- Born: Michele de Stoop
- Occupations: television journalist and radio presenter
- Years active: 1974 to present
- Known for: hosting television shows produced and presented by women for women
- Television: No Man's Land, Shoulder to Shoulder

= Mickie de Stoop =

Australian radio and television presenter

Mickie de Stoop is an Australian former radio and television presenter.

She is credited with helping improve the representation of female journalists on Australian television by hosting daytime current affairs programs in the 1970's that were produced and presented solely by women, including No Man's Land on GTV-9 and Shoulder to Shoulder on ATV-0.

==Television==
Starting as a reporter on No Man's Land when it launched in March 1974, de Stoop succeeded the original host Tanya Halesworth. After the program was moved to another timeslot which producer Robyn Miller later described as "unworkable" and was also challenged by censorship, it was axed in 1976.

In 1976, a photograph of de Stoop appeared on the front cover of the Christmas edition of Melbourne's Sunday Observer TV magazine.

De Stoop then hosted a program called Shoulder to Shoulder from 1977 to 1978 on ATV-0 but after the show was forced by management to be a light entertainment program rather than a current affairs program, it too was axed.

In 1988, de Stoop was part of the ambitious national Australia Live - Celebration of a Nation telecast, which was held as part of the Australian Bicentenary. Her role during the telecast was to do a live cross from the Victorian High Country.

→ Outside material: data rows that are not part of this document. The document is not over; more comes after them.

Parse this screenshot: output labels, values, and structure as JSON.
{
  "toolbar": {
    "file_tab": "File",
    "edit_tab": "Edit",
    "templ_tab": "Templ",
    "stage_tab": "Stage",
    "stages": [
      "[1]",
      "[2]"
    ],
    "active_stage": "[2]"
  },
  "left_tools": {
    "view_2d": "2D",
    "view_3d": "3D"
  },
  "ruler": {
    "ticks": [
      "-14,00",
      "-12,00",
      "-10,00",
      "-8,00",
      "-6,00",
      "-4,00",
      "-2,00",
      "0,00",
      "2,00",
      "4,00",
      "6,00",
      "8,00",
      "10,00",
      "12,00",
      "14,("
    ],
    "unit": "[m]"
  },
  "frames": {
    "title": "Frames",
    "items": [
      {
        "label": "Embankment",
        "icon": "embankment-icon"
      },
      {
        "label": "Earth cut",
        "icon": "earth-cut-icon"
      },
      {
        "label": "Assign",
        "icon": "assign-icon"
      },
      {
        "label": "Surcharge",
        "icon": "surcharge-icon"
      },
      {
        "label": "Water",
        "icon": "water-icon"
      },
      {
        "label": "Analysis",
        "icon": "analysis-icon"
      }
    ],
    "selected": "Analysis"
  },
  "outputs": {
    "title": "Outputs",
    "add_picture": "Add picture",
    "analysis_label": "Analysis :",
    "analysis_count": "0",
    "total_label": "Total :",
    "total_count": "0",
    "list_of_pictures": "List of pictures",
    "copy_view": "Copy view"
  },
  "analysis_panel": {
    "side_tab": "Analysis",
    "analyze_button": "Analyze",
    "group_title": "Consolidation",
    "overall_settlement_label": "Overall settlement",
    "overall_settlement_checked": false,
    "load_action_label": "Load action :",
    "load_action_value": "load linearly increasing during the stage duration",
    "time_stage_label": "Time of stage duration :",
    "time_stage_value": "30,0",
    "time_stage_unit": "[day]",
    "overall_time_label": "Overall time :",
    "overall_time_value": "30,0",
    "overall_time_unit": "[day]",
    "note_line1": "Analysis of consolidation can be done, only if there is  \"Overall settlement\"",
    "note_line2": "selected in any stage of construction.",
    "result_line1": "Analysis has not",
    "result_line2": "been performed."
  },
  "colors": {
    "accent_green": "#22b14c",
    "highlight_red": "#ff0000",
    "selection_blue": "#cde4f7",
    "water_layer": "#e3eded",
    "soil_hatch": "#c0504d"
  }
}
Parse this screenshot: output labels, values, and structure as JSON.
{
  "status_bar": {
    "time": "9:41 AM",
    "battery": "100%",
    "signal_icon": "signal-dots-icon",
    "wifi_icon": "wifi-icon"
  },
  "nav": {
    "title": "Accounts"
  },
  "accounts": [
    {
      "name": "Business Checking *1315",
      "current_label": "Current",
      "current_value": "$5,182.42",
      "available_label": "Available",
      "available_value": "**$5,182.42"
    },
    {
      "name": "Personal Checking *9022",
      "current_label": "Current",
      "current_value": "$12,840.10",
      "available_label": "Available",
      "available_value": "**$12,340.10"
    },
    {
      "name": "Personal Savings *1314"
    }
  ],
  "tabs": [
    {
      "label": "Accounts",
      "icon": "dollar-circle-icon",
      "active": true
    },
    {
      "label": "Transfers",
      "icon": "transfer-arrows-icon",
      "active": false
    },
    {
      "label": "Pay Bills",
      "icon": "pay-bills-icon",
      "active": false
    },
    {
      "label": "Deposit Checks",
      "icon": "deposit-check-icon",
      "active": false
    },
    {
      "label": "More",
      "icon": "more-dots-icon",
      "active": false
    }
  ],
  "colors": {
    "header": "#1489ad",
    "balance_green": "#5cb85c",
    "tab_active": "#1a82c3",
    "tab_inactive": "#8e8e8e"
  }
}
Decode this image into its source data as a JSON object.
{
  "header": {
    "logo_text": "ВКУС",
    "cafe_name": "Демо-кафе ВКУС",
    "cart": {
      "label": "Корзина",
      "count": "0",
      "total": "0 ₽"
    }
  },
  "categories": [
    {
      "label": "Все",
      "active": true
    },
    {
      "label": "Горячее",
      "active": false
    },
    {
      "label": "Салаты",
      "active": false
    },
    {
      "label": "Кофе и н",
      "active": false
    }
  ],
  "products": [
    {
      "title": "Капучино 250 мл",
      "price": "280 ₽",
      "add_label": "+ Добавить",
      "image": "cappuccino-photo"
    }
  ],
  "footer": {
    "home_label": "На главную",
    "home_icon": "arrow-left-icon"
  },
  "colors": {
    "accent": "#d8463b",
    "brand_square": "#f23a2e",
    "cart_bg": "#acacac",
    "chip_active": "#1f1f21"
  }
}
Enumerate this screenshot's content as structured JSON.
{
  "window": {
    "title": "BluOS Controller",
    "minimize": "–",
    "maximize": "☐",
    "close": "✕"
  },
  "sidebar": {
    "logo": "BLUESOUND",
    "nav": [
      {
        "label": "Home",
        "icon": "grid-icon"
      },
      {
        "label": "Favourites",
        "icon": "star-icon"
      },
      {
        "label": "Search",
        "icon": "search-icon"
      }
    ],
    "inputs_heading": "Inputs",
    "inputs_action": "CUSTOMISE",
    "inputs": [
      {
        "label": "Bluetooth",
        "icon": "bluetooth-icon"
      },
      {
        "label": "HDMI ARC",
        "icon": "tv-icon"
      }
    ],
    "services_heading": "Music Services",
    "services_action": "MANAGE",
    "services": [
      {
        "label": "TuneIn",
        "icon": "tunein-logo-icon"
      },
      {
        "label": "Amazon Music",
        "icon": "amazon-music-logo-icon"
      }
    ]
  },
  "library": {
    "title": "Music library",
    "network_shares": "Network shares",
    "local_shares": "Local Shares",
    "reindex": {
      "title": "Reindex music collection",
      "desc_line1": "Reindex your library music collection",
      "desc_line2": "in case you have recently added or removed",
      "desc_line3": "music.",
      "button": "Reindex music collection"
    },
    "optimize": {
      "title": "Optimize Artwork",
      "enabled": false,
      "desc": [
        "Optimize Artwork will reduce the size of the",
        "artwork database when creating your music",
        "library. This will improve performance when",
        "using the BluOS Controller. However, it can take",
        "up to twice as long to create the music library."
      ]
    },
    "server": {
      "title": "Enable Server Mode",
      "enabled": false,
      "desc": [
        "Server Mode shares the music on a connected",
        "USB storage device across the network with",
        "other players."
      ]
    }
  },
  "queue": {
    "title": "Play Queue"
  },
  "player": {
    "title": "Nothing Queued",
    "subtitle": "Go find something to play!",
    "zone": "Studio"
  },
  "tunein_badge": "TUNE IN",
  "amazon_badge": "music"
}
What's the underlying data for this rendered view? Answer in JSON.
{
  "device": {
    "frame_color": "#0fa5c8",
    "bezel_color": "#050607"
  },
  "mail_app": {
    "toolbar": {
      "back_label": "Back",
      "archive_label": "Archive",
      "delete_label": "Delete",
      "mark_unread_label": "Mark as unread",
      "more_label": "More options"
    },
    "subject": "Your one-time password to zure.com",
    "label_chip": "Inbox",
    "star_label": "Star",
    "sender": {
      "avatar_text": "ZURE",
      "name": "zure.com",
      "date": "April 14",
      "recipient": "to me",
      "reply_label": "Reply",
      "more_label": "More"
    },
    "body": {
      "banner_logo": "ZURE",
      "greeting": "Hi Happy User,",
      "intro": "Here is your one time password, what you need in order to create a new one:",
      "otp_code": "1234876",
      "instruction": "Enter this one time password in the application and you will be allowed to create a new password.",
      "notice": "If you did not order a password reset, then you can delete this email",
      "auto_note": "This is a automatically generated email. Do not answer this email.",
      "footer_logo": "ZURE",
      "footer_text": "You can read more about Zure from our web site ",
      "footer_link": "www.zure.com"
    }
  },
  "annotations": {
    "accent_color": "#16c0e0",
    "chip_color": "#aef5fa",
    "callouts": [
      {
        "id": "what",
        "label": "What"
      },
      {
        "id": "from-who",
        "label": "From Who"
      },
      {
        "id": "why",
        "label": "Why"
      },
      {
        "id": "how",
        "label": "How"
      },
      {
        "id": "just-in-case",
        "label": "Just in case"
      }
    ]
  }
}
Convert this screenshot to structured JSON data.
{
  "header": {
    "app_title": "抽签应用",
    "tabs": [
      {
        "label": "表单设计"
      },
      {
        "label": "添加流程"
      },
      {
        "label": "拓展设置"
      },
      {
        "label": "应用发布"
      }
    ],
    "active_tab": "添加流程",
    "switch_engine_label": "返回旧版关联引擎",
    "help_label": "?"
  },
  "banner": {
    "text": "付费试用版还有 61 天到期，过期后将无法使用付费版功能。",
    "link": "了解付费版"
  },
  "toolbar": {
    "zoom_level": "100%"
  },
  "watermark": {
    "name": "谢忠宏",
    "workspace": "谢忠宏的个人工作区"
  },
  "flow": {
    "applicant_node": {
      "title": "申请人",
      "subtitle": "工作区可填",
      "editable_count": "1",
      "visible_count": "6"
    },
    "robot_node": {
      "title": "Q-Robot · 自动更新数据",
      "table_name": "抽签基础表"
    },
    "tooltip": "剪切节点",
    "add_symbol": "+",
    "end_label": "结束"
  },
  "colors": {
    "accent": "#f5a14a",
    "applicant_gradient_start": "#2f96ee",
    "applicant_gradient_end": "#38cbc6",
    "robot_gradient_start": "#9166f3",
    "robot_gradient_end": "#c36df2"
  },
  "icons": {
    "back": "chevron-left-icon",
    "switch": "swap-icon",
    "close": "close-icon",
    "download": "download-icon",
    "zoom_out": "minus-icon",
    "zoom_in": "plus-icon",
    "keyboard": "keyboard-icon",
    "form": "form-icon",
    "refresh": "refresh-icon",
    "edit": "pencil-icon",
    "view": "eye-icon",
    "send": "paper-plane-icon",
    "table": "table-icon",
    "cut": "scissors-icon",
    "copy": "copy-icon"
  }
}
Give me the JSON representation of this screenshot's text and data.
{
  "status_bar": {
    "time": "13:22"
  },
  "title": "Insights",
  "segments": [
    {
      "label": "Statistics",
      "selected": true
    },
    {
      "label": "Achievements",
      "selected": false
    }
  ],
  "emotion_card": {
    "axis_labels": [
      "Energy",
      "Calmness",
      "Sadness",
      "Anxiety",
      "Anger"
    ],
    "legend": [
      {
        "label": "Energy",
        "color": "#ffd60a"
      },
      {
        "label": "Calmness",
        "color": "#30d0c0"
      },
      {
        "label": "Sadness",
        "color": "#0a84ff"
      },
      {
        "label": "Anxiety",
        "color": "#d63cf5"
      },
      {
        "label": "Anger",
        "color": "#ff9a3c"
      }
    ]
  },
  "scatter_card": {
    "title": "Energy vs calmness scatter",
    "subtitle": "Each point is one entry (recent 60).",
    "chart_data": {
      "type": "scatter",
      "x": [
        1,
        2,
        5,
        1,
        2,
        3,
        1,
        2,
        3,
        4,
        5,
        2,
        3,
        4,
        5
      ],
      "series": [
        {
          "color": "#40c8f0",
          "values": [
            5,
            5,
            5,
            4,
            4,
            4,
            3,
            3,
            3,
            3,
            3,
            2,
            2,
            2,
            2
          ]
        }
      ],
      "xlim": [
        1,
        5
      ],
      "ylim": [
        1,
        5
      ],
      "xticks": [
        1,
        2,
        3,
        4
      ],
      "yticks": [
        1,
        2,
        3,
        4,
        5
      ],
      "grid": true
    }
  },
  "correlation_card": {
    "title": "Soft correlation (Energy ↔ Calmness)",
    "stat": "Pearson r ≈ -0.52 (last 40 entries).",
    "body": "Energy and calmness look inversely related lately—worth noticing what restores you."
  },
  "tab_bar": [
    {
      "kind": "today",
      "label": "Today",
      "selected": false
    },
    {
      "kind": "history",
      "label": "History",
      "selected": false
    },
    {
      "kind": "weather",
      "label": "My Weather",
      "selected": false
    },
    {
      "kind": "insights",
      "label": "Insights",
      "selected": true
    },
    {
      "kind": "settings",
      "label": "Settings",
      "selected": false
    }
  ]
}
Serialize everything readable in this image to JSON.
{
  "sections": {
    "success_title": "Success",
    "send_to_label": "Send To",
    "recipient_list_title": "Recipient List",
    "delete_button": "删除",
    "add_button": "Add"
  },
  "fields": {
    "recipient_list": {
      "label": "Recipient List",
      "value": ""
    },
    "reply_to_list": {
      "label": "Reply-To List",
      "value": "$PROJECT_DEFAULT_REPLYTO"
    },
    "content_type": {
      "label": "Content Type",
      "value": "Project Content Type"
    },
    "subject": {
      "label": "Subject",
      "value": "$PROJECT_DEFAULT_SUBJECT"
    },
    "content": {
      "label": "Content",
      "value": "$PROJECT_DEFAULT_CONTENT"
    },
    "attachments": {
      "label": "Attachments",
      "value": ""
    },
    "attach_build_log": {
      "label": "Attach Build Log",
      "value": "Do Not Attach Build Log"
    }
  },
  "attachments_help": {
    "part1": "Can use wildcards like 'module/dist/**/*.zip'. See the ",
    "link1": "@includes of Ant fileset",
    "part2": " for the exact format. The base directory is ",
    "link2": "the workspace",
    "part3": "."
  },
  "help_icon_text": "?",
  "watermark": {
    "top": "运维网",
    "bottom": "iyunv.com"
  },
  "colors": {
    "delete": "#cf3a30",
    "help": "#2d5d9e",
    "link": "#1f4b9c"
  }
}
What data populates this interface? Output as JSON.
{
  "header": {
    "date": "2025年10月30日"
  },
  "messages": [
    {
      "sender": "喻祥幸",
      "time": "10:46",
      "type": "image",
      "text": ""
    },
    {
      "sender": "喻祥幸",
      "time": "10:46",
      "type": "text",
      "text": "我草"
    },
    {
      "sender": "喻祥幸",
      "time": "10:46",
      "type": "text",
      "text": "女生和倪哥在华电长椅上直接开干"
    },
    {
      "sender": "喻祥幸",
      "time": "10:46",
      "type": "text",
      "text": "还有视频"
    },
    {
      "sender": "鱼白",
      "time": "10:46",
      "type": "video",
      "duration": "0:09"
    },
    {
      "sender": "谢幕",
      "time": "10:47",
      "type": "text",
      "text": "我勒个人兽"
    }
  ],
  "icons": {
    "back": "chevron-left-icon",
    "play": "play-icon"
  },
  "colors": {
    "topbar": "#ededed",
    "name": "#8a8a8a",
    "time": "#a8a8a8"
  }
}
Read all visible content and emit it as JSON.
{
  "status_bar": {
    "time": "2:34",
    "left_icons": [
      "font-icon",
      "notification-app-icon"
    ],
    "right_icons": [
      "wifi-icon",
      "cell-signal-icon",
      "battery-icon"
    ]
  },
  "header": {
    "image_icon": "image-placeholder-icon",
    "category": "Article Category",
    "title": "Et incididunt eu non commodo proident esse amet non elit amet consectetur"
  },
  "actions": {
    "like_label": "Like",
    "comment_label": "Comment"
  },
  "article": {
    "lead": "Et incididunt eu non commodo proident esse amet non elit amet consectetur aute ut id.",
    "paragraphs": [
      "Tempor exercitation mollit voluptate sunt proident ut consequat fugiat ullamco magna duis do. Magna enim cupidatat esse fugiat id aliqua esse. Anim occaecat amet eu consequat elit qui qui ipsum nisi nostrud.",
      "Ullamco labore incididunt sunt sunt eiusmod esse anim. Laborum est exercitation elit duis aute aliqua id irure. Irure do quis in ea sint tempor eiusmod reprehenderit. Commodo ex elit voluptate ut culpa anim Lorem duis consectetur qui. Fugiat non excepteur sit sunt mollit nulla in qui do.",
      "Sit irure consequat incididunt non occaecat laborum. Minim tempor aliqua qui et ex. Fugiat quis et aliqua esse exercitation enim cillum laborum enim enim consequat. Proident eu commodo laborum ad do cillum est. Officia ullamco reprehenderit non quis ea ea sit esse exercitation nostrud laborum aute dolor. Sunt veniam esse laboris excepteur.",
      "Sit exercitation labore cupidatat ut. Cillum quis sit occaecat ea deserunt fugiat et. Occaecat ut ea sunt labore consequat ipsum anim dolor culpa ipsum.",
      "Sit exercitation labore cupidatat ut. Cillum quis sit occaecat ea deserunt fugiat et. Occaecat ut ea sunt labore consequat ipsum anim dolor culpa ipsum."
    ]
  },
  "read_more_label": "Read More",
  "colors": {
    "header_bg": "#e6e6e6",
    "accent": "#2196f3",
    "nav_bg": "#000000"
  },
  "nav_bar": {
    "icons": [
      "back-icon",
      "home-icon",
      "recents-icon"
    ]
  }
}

De Stoop was one of the many former GTV-9 personalities invited back to the original studios in Richmond in 2010 for a special farewell celebration prior to the building being demolished to make way for a new apartment complex.

==Radio==
De Stoop has had a successful career as a radio presenter.

Throughout her career, de Stoop worked at a variety of radio stations including 2GB, 3DB, 2KY, and 2NC.

==Legacy==
In 2014, entertainment reporter Peter Ford listed de Stoop as being one of five people in the Australian entertainment industry he personally believed to be a national living treasure. Despite describing his choice as "radical" and declaring his friendship with de Stoop, Ford said he named her in his list of five due to her pivotal role in hosting television programs that were presented by and for women which covered issues that weren't usually discussed on television at that time.